|Railton ‘invading the USA’ with his Hallelujah Lassies|
One of the big revolutions of The Salvation Army that we don’t often think about is the way that Booth’s movement, under God, set about changing the rules about who gets to take part. Booth was raised up in a movement called Methodism which itself had been the largest single explosion of equipping and releasing the ‘non-clergy’ into various ministries. You see, John Wesleys people, through the Methodist class system and through the training up and releasing of ‘local preachers’ began in a real way to take Christianity out of the hands of the elite and into the hands of the people. Yet there were still limits to this – the theology of separation between ordained and lay were still alive and well (and still is within Methodism).
Along comes Booth… a Methodist clergyman but one who revolutionised the whole concept of involvment in ministry and mission and took it a step further. To Booth, who was leading a soul saving mission rather than a cumbersome ecclesiastical affair, it was entirely plausible that everyone got involved. So, you could become a Salvation Army officer or missioner without a formal education. You could be one regardless of your upbringing or social class. Gone was an elite middle-class clergy caste. This was a priesthood of all believers because you see, even the soldiers were commissioned to mission both as local officers and as soldiers. The difference was availability and flexibility.
The soldiers who would risk poverty and hardship became officers and relied on God for their every meal and penny. The other soldiers, still as active in ministry and mission, worked and contributed financially to the work in a larger way. You see, the soldiers and local officers were the constant in the early Army. They were the leaders, the missioners, the continuity. The officer? She moved around every couple of months to fill gaps, to plant new corps, to create added interest, to develop aspects of work. So, you had a strong local base ‘complimented’ and not reliant on an officer. Everyone got to play.

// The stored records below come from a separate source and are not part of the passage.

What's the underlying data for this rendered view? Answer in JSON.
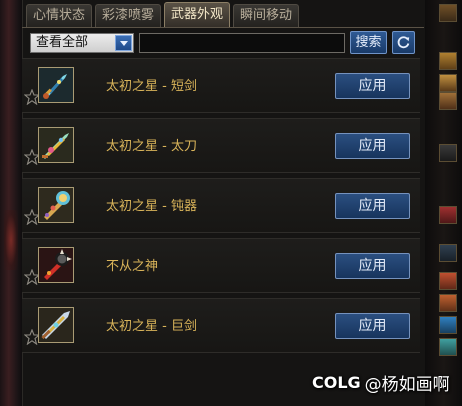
{
  "tabs": [
    {
      "label": "心情状态",
      "active": false
    },
    {
      "label": "彩漆喷雾",
      "active": false
    },
    {
      "label": "武器外观",
      "active": true
    },
    {
      "label": "瞬间移动",
      "active": false
    }
  ],
  "search": {
    "filter_value": "查看全部",
    "query_value": "",
    "button_label": "搜索"
  },
  "items": [
    {
      "name": "太初之星 - 短剑",
      "apply_label": "应用",
      "icon": "short-sword-icon"
    },
    {
      "name": "太初之星 - 太刀",
      "apply_label": "应用",
      "icon": "katana-icon"
    },
    {
      "name": "太初之星 - 钝器",
      "apply_label": "应用",
      "icon": "blunt-weapon-icon"
    },
    {
      "name": "不从之神",
      "apply_label": "应用",
      "icon": "mace-icon"
    },
    {
      "name": "太初之星 - 巨剑",
      "apply_label": "应用",
      "icon": "greatsword-icon"
    }
  ],
  "watermark": {
    "logo": "COLG",
    "text": "@杨如画啊"
  },
  "colors": {
    "item_name": "#d9b45a",
    "button_blue": "#1f4a8a",
    "panel_bg": "#151413"
  }
}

Have we lost the sense of ‘you can do it!’ in our Army today? Have we built into the mindset of soldiers that there are things best left to the officer? You’ll know that my belief is that we have. But its not only that we’ve created the division, its that we’ve lost a sense of risk taking. One of the most creative examples of missionary vision of late was during Knaggs time as TC in Australia where they pledged to start a new corps every week….even the cadets got to play!
The early Army soldiers and local officers were free to expand the work in any such place. They were invited to have spiritual meetings in their workplaces, their homes, on their own streets. Many of the corps in the UK were started not only by officers, but saved folks from towns where the Army wasn’t present. They’d simply start the Army where they were. This, too, was the story for the opening of the Army in many nations and continues to be the story in massively expanding territories today. Exponential growth that arises from the Army of God being released to be a Jesus movement.

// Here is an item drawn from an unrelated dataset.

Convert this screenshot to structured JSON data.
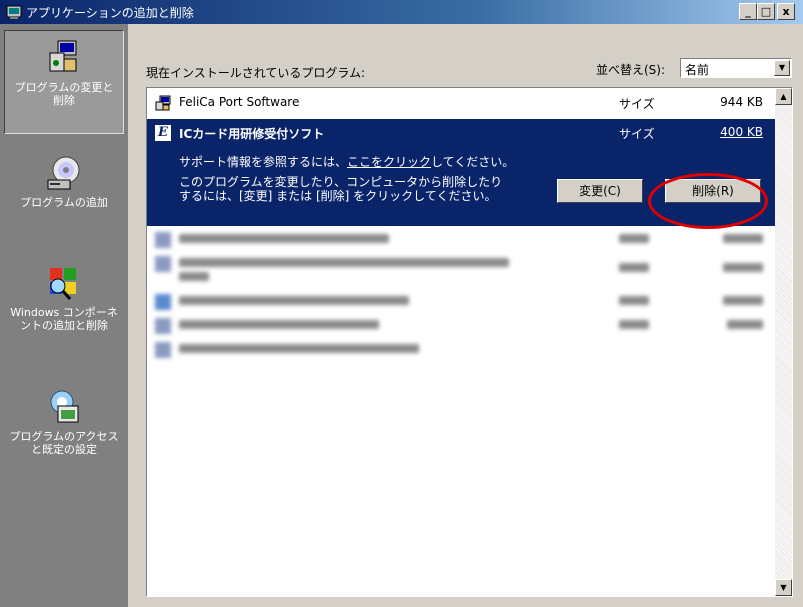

I expect that I’d have a lot of questions coming my way if I opened the Kingston Park Outpost. As a former officer I’m probably viewed with more suspicion than your regular enterprising soldier.

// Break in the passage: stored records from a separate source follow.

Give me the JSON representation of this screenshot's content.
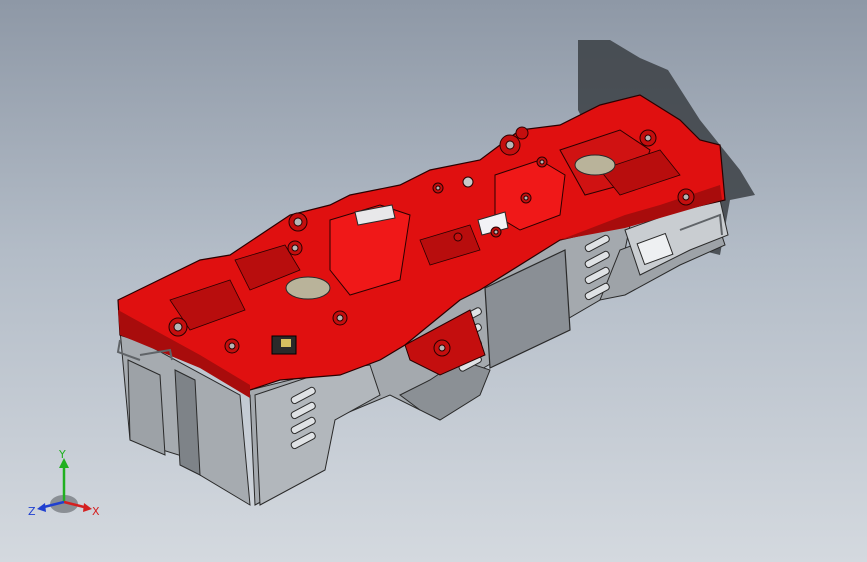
{
  "viewport": {
    "background_top": "#8e98a6",
    "background_bottom": "#d4d9df"
  },
  "model": {
    "housing_color": "#e01010",
    "housing_shadow": "#a80c0c",
    "base_color": "#a6abb0",
    "base_dark": "#7e8388",
    "panel_color": "#8a8f95"
  },
  "triad": {
    "x_label": "X",
    "y_label": "Y",
    "z_label": "Z",
    "x_color": "#d42020",
    "y_color": "#20b020",
    "z_color": "#2040d0",
    "x_icon": "x-axis-arrow-icon",
    "y_icon": "y-axis-arrow-icon",
    "z_icon": "z-axis-arrow-icon"
  }
}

I will never forget Gowans giving a congress full of people permission to go and start the Army in their front room. He told them “if anyone asks them ‘On whos authority?’, tell them the General said.” As an officer, I’d have been over the moon if a soldier or local officer came and said to me ‘I’ve started an outpost.’ It would be living proof to me that the pioneer spirit was alive and well within the ranks of what must be one of the most spectacular army or ordinary people the world has ever seen. Our recapturing of this fundamental piece of DNA is crucial to recovering the vitality of Army mission.
If the retired General’s word isn’t good enough for you, listen to Jesus who calls you to go into all the world and make disciples of all nations – immersing them into the name of the Father, Son and Holy Spirit. His call is loud and clear: everyone gets to play! Jesus is the one leading the advance.